Una reflexión sobre los abusos a menores en la Iglesia. Dejad que los niños se acerquen a mi

Dejad que los niños se acerquen a mi
Dejad que los niños se acerquen a mi

Jesús decía “dejad que los niños se acerquen a mí”. Si hubiera visto lo que hemos sabido hubiera añadido “pero ni se os ocurra abusar de ellos, ni se os pase por la cabeza manchar su inocencia”.

Tiempo de reconocer las culpas, tiempo de compensar el daño causado, tiempo de cambio, tiempo de esperanza.

Con qué ilusión llamaba Jesús de Nazaret a los niños para que se acercaran a él, “no se lo impidáis”, decía y los atraía hacia sí en una sociedad en la que un niño, y mucho menos una niña, no contaban para nada. Un mundo de adultos y de hombres a los que repetía con aire de exigencia y de cariño a un tiempo: “si no os hacéis como niños no entraréis en el Reino de los Cielos”. Porque en ese Reino se puede entrar ya en la tierra, pero para eso hay que ser como niños, que tienen todo por hacer y pueden mirar el mundo con los ojos recién estrenados, como Adán y Eva antes de caer.
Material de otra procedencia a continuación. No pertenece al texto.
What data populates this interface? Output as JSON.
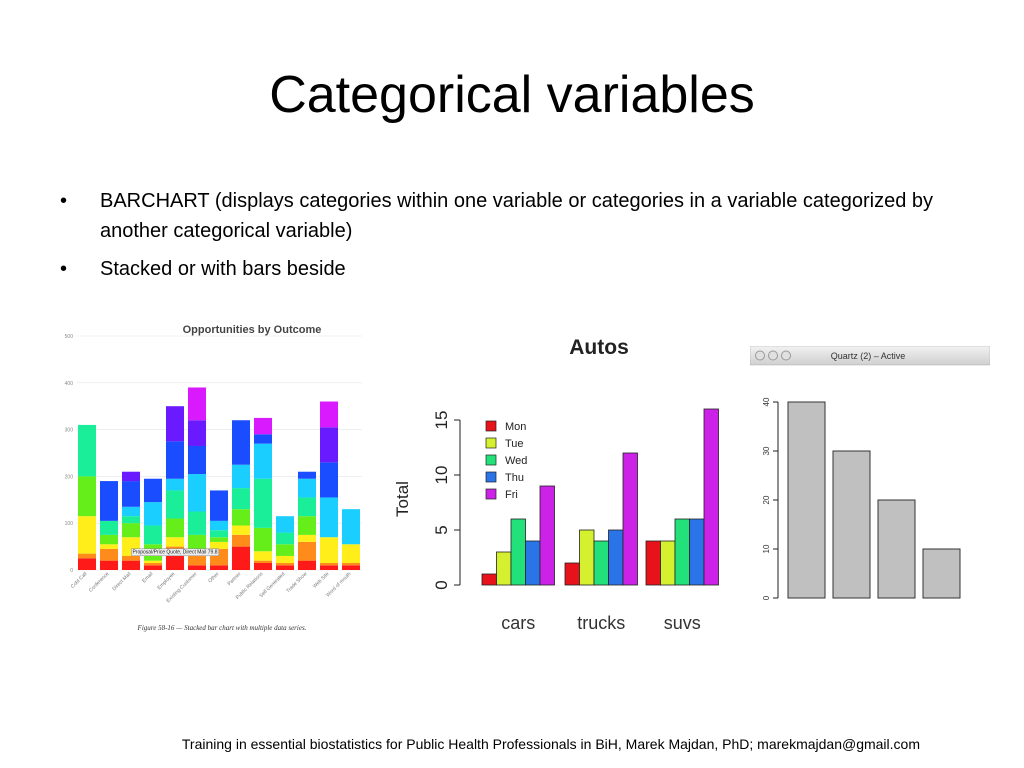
{
  "slide": {
    "title": "Categorical variables",
    "bullets": [
      "BARCHART (displays categories within one variable or categories in a variable categorized by another categorical variable)",
      "Stacked or with bars beside"
    ],
    "bullet_glyph": "•",
    "footer": "Training in essential biostatistics for Public Health Professionals in BiH, Marek Majdan, PhD; marekmajdan@gmail.com"
  },
  "chart_data": [
    {
      "type": "bar",
      "stacked": true,
      "title": "Opportunities by Outcome",
      "caption": "Figure 58-16 — Stacked bar chart with multiple data series.",
      "yticks": [
        "0",
        "100",
        "200",
        "300",
        "400",
        "500"
      ],
      "ylim": [
        0,
        500
      ],
      "categories": [
        "Cold Call",
        "Conference",
        "Direct Mail",
        "Email",
        "Employee",
        "Existing Customer",
        "Other",
        "Partner",
        "Public Relations",
        "Self Generated",
        "Trade Show",
        "Web Site",
        "Word of mouth"
      ],
      "series": [
        {
          "values": [
            25,
            20,
            20,
            10,
            40,
            10,
            10,
            50,
            15,
            10,
            20,
            10,
            10
          ],
          "color": "#ff1a1a"
        },
        {
          "values": [
            10,
            25,
            10,
            5,
            10,
            20,
            35,
            25,
            5,
            5,
            40,
            5,
            5
          ],
          "color": "#ff8c1a"
        },
        {
          "values": [
            80,
            10,
            40,
            5,
            20,
            15,
            15,
            20,
            20,
            15,
            15,
            55,
            40
          ],
          "color": "#ffee1a"
        },
        {
          "values": [
            85,
            20,
            30,
            35,
            40,
            30,
            10,
            35,
            50,
            25,
            40,
            0,
            0
          ],
          "color": "#66ee1a"
        },
        {
          "values": [
            110,
            30,
            15,
            40,
            60,
            50,
            15,
            45,
            105,
            25,
            40,
            0,
            0
          ],
          "color": "#1aee99"
        },
        {
          "values": [
            0,
            0,
            20,
            50,
            25,
            80,
            20,
            50,
            75,
            35,
            40,
            85,
            75
          ],
          "color": "#1acfff"
        },
        {
          "values": [
            0,
            85,
            55,
            50,
            80,
            60,
            65,
            95,
            20,
            0,
            15,
            75,
            0
          ],
          "color": "#1a4dff"
        },
        {
          "values": [
            0,
            0,
            20,
            0,
            75,
            55,
            0,
            0,
            0,
            0,
            0,
            75,
            0
          ],
          "color": "#6a1aff"
        },
        {
          "values": [
            0,
            0,
            0,
            0,
            0,
            70,
            0,
            0,
            35,
            0,
            0,
            55,
            0
          ],
          "color": "#d91aff"
        }
      ],
      "annotation": "Proposal/Price Quote, Direct Mail 79.8"
    },
    {
      "type": "bar",
      "grouped": true,
      "title": "Autos",
      "ylabel": "Total",
      "yticks": [
        "0",
        "5",
        "10",
        "15"
      ],
      "ylim": [
        0,
        16
      ],
      "categories": [
        "cars",
        "trucks",
        "suvs"
      ],
      "series": [
        {
          "name": "Mon",
          "values": [
            1,
            2,
            4
          ],
          "color": "#e8121a"
        },
        {
          "name": "Tue",
          "values": [
            3,
            5,
            4
          ],
          "color": "#d4f02e"
        },
        {
          "name": "Wed",
          "values": [
            6,
            4,
            6
          ],
          "color": "#22e07a"
        },
        {
          "name": "Thu",
          "values": [
            4,
            5,
            6
          ],
          "color": "#2a74e8"
        },
        {
          "name": "Fri",
          "values": [
            9,
            12,
            16
          ],
          "color": "#cc22e8"
        }
      ]
    },
    {
      "type": "bar",
      "window_title": "Quartz (2) – Active",
      "yticks": [
        "0",
        "10",
        "20",
        "30",
        "40"
      ],
      "ylim": [
        0,
        40
      ],
      "values": [
        40,
        30,
        20,
        10
      ]
    }
  ]
}
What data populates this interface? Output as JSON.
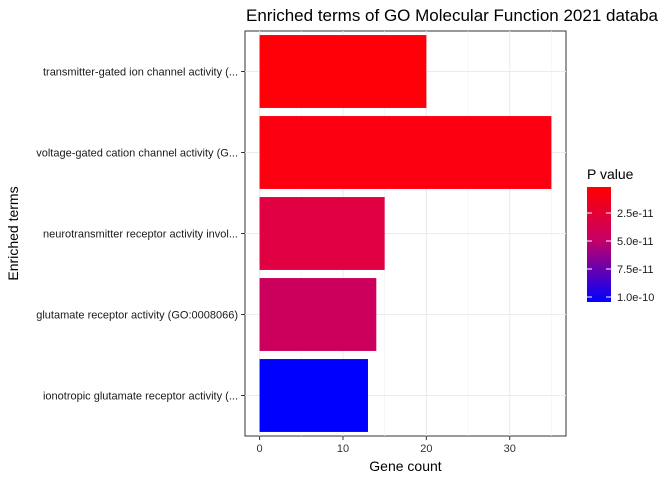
{
  "chart_data": {
    "type": "bar",
    "orientation": "horizontal",
    "title": "Enriched terms of GO Molecular Function 2021 databa",
    "xlabel": "Gene count",
    "ylabel": "Enriched terms",
    "xlim": [
      -1.75,
      36.75
    ],
    "xticks": [
      "0",
      "10",
      "20",
      "30"
    ],
    "xtick_values": [
      0,
      10,
      20,
      30
    ],
    "categories": [
      "transmitter-gated ion channel activity (...",
      "voltage-gated cation channel activity (G...",
      "neurotransmitter receptor activity invol...",
      "glutamate receptor activity (GO:0008066)",
      "ionotropic glutamate receptor activity (..."
    ],
    "values": [
      20,
      35,
      15,
      14,
      13
    ],
    "bar_colors": [
      "#ff0008",
      "#fc0011",
      "#e10042",
      "#cc005c",
      "#0000ff"
    ],
    "grid": true,
    "legend": {
      "title": "P value",
      "placement": "right",
      "labels": [
        "2.5e-11",
        "5.0e-11",
        "7.5e-11",
        "1.0e-10"
      ],
      "gradient_top": "#ff0000",
      "gradient_mid": "#c80064",
      "gradient_bottom": "#0000ff"
    }
  }
}
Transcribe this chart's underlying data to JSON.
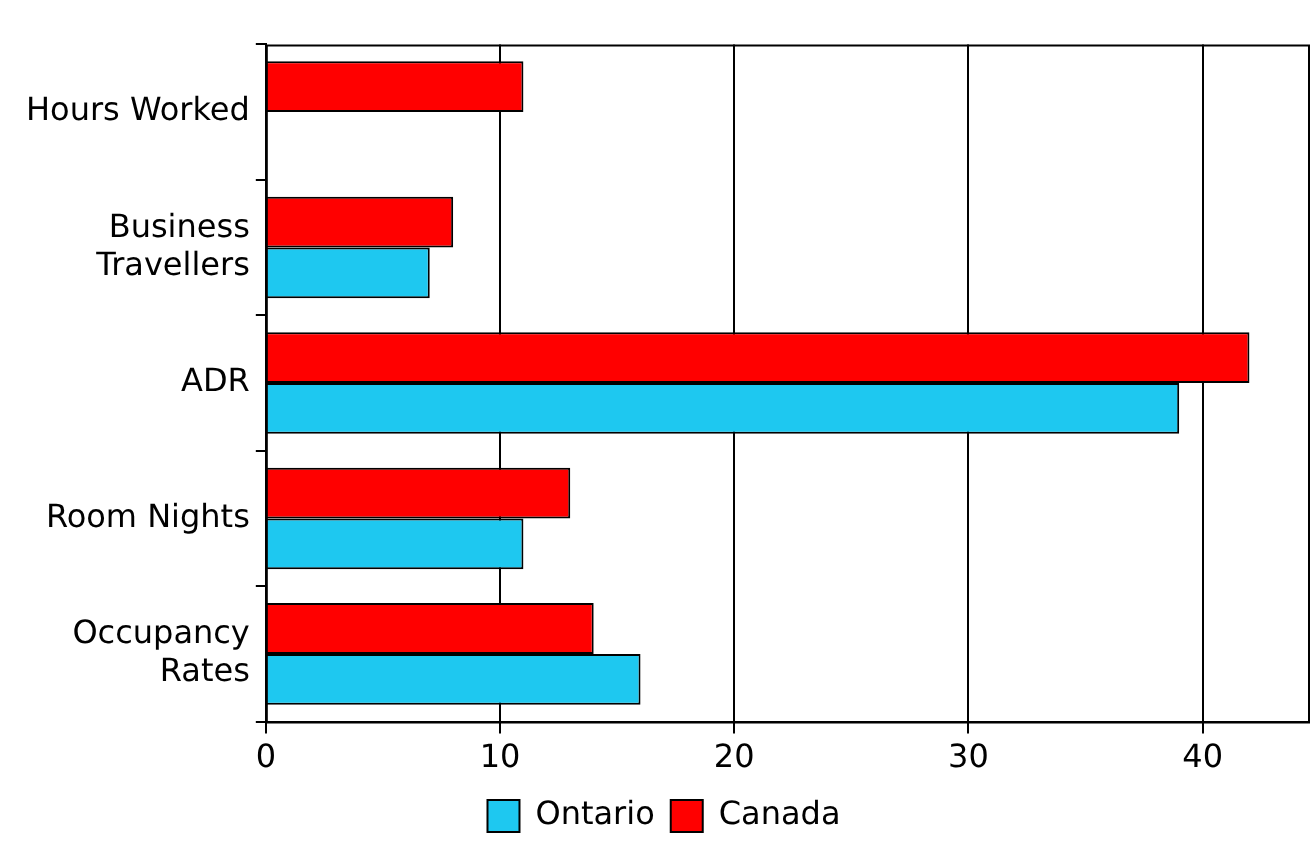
{
  "chart_data": {
    "type": "bar",
    "orientation": "horizontal",
    "categories": [
      "Hours Worked",
      "Business Travellers",
      "ADR",
      "Room Nights",
      "Occupancy Rates"
    ],
    "series": [
      {
        "name": "Canada",
        "color": "#ff0000",
        "values": [
          11,
          8,
          42,
          13,
          14
        ]
      },
      {
        "name": "Ontario",
        "color": "#1ec8f0",
        "values": [
          null,
          7,
          39,
          11,
          16
        ]
      }
    ],
    "xlim": [
      0,
      44.5
    ],
    "xticks": [
      0,
      10,
      20,
      30,
      40
    ],
    "grid": "x",
    "legend": "bottom"
  }
}
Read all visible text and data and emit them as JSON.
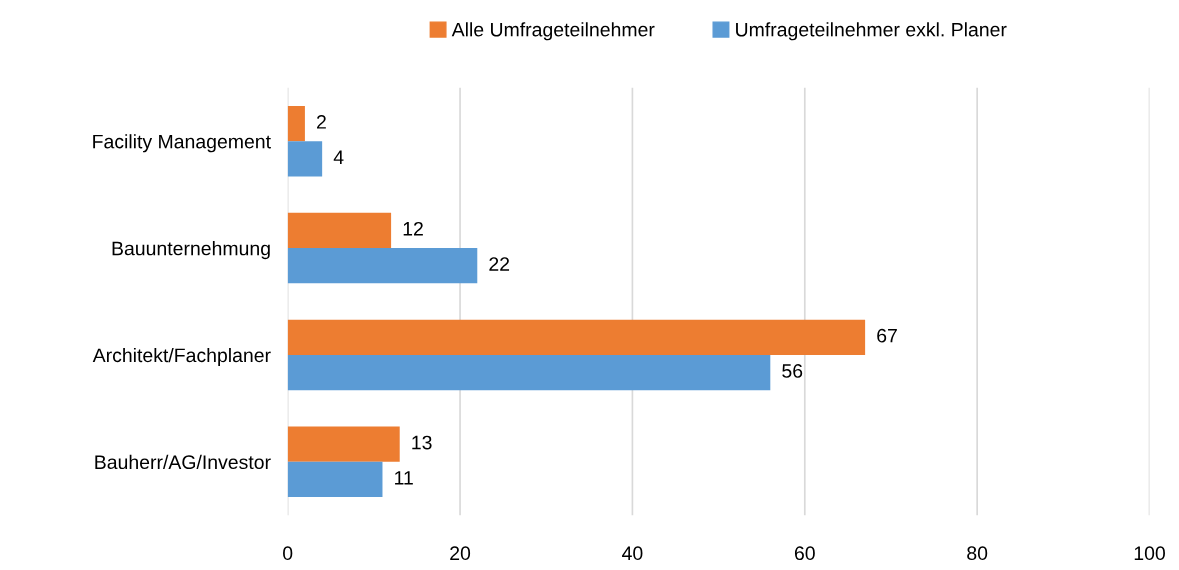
{
  "chart_data": {
    "type": "bar",
    "orientation": "horizontal",
    "categories": [
      "Facility Management",
      "Bauunternehmung",
      "Architekt/Fachplaner",
      "Bauherr/AG/Investor"
    ],
    "series": [
      {
        "name": "Alle Umfrageteilnehmer",
        "color": "#ed7d31",
        "values": [
          2,
          12,
          67,
          13
        ]
      },
      {
        "name": "Umfrageteilnehmer exkl. Planer",
        "color": "#5b9bd5",
        "values": [
          4,
          22,
          56,
          11
        ]
      }
    ],
    "xlim": [
      0,
      100
    ],
    "xticks": [
      0,
      20,
      40,
      60,
      80,
      100
    ],
    "grid": "x",
    "legend": "top",
    "data_labels": true
  }
}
El mensaje de esperanza de Jesús provoca alegría de vivir, ganas de cantar, de jugar con nuestra imaginación al juego de soñar con un mundo más humano, de armonía, de paz y con la confianza puesta en él  hemos acudido a su llamada a las iglesias y hemos llevado a nuestros hijos a que recibieran la Buena Noticia de que se puede ser feliz aquí y ahora.

“El que escandalice a uno de estos más pequeños que creen en mí más le convendría que le colgasen al cuello una piedra de molino y lo sepultaran en el fondo del mar”.

Sin embargo, en muchas ocasiones (ya sería demasiada una sola, cuánto más después de lo que hemos sabido por el informe del Defensor del Pueblo sobre los abusos sexuales a menores), en demasiadas ocasiones los niños que se acercaron a recibir el mensaje de alegría, la acogida y el afecto que la sociedad no siempre les da por ser pequeños, fueron las víctimas indefensas de hombres que utilizaron el mensaje de Jesús para dar rienda suelta a sus deseos más despreciables, añadiendo al abuso la culpabilización de las víctimas, hombres que se aprovecharon de que los padres y madres no podían pensar que quien predica la pureza y el amor pudiera ejercer la crueldad hasta tales extremos.

Y, lo que es peor, la institución responsable de cuidar del mensaje y de los niños, también en demasiadas ocasiones, ocultó al agresor y abandonó a las víctimas convirtiéndose en cómplice del pecado. De ellos decía Jesús “el que escandalice a uno de estos más pequeños que creen en mí más le convendría que le colgasen al cuello una piedra de molino y lo sepultaran en el fondo del mar”.

Por fortuna, “nada hay oculto que no llegue a saberse” y nuestro Papa Francisco ha emprendido la onerosa tarea de acabar con esta lacra y restituir a las víctimas entregando a los culpables a los tribunales de justicia, pidiéndoles perdón y transmitiéndoles el mensaje de que ese Reino de los Cielos que quizá buscaban y que no llegaron a disfrutar como niños, aún es posible encontrarlo.

La institución responsable de cuidar del mensaje y de los niños, también en demasiadas ocasiones, ocultó al agresor y abandonó a las víctimas convirtiéndose en cómplice del pecado.

No estaría de más que la Iglesia, aparte de colaborar con la justicia, de destapar cualquier caso que pueda surgir de aquí en adelante y de pedir perdón, haga las reformas necesarias en el sacerdocio para evitar que el exceso de poder acabe en abuso de autoridad y que permita el matrimonio de los sacerdotes pero, sobre todo, dé entrada a las mujeres para que ejerzan este ministerio en concordancia con los frescos vientos de igualdad que recorren la tierra.

Tiempo de reconocer las culpas, tiempo de compensar el daño causado, tiempo de cambio, tiempo de esperanza.